I've seen this happen to quite a few of my classmates in college too, some were also kids from my highschool
mtn
PowerDork
4/4/13 11:44 a.m.
^^I wouldn't worry too much about that. Drink with her one night, and keep going, and find out where her limit is. Tell her to stick to her limit, don't ever push it.
To take this thread on a tangent, the best tips I can give about that type of thing:
- Don't ever drink the jungle juice
- Don't ever drink anything you didn't see them make, and pour
- Stick with beer. Safer all around.
- Date Rape is real. Keep your drink covered. Bottles and cans make that an easy task
- Know when to leave a party
- If the party has spilled outside, it was time to leave 30 minutes ago. It will get busted
- If you can hear the party from a block away, it will get busted
- Beer before liquor, never been sicker
- While you are drinking, drink a water after every drink--or at least chug that many waters when you're done. It won't keep you sober, but it will keep the hangover manageable.
- She was asking for it by her lack of clothes is not an excuse, but it sure does encourage idiots.
/wet blanket.
PHeller
UltraDork
4/4/13 11:44 a.m.
If I had kids I would not cosign a loan or pay anything towards their college education unless they were going for something STEM.
You have better job prospects in the least math intensive Env. Sci program than you do in the best English, Phil, or History program.
An engineer can become a writer, a writer cannot become an engineer.
My degree (Geography) got just enough science to gather some interest from potential employers, but the title is still viewed negatively by anyone mildly related to engineering or "actual" science.
FWIW, my step niece? (I dunno, all that stuff confuses me) got a pretty decent scholarship ride and was going to study graphic arts.
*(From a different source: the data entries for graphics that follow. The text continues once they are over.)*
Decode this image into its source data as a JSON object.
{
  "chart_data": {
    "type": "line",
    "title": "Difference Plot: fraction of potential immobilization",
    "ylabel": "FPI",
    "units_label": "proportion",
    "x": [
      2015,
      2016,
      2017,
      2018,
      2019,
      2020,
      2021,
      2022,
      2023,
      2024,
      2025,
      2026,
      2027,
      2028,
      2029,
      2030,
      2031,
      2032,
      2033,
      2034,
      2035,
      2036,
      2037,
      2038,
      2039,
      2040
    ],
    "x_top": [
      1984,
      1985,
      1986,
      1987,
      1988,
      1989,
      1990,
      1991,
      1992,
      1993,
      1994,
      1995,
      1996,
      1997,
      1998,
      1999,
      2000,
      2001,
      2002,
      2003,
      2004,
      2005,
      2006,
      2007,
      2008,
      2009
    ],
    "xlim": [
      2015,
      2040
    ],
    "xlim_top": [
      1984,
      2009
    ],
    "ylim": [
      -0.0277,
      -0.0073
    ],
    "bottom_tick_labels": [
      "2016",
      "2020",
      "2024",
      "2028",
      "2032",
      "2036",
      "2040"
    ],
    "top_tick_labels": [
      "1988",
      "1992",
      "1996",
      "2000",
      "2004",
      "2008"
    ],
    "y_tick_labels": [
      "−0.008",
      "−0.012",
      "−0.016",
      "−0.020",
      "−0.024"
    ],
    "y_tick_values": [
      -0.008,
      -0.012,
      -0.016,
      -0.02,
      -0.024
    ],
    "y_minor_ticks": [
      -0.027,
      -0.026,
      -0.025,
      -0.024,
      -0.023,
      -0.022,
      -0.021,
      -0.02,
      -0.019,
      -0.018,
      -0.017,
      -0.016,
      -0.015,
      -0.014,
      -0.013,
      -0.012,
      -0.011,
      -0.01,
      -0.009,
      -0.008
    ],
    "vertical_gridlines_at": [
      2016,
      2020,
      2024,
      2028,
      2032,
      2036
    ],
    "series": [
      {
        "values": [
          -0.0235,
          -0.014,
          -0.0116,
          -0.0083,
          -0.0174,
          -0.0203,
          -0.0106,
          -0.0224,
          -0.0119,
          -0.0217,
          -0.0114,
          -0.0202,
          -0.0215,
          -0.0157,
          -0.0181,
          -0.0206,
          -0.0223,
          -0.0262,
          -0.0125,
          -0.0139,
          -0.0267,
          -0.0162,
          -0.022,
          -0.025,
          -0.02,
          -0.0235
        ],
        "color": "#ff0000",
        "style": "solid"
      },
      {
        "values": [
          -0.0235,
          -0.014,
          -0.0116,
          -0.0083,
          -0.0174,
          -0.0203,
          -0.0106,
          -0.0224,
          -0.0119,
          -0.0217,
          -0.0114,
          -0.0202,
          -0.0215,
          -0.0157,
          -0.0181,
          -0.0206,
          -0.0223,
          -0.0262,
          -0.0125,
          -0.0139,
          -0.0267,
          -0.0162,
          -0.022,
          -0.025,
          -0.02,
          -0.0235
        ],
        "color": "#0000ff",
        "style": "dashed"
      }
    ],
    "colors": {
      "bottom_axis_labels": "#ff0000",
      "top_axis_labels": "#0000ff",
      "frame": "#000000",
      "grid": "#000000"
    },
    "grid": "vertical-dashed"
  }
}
Required (yes, required!) a ~$2k Apple laptop. Has to live on campus and buy one of those damn meal plans.
After the first semester she decides to CHANGE MAJORS and go after a degree in education (now wants to be a teacher). EVERYTHING went out the window. Last I heard, the scholarship got cut by something like 25% and she was lucky to keep that much.
mtn
PowerDork
4/4/13 12:08 p.m.
Curmudgeon wrote:
Has to live on campus and buy one of those damn meal plans.
This is fairly standard practice, like it or not. Usually for folks somewhat local they can get out of it, the same goes for married, military, and other exceptions. Don't expect to get out of it though, and yes, it is a complete ripoff.
The dorms don't upset me all that much--for me, it worked out to about $600 a month which isn't bad if you consider that cable, internet, every single utility, cleaning, and other perks you don't think about are all included in that price. It also forces you to make friends.
The thing that really grinds my gears is the required meal plan. I bought the cheapest available meal plan which afforded me, on average, 2.4 meals a day. Considering the amount that I'd sleep through breakfast, or grab some fast food, or simply have Ramen or Easy mac, that is eating a lot of meals. Keep in mind that this is the cheapest meal plan.
My meals worked out to be $13.xx a meal. I could eat out every single meal, eat better and healthier, and I'd be saving about $9 a day. That is ridiculous.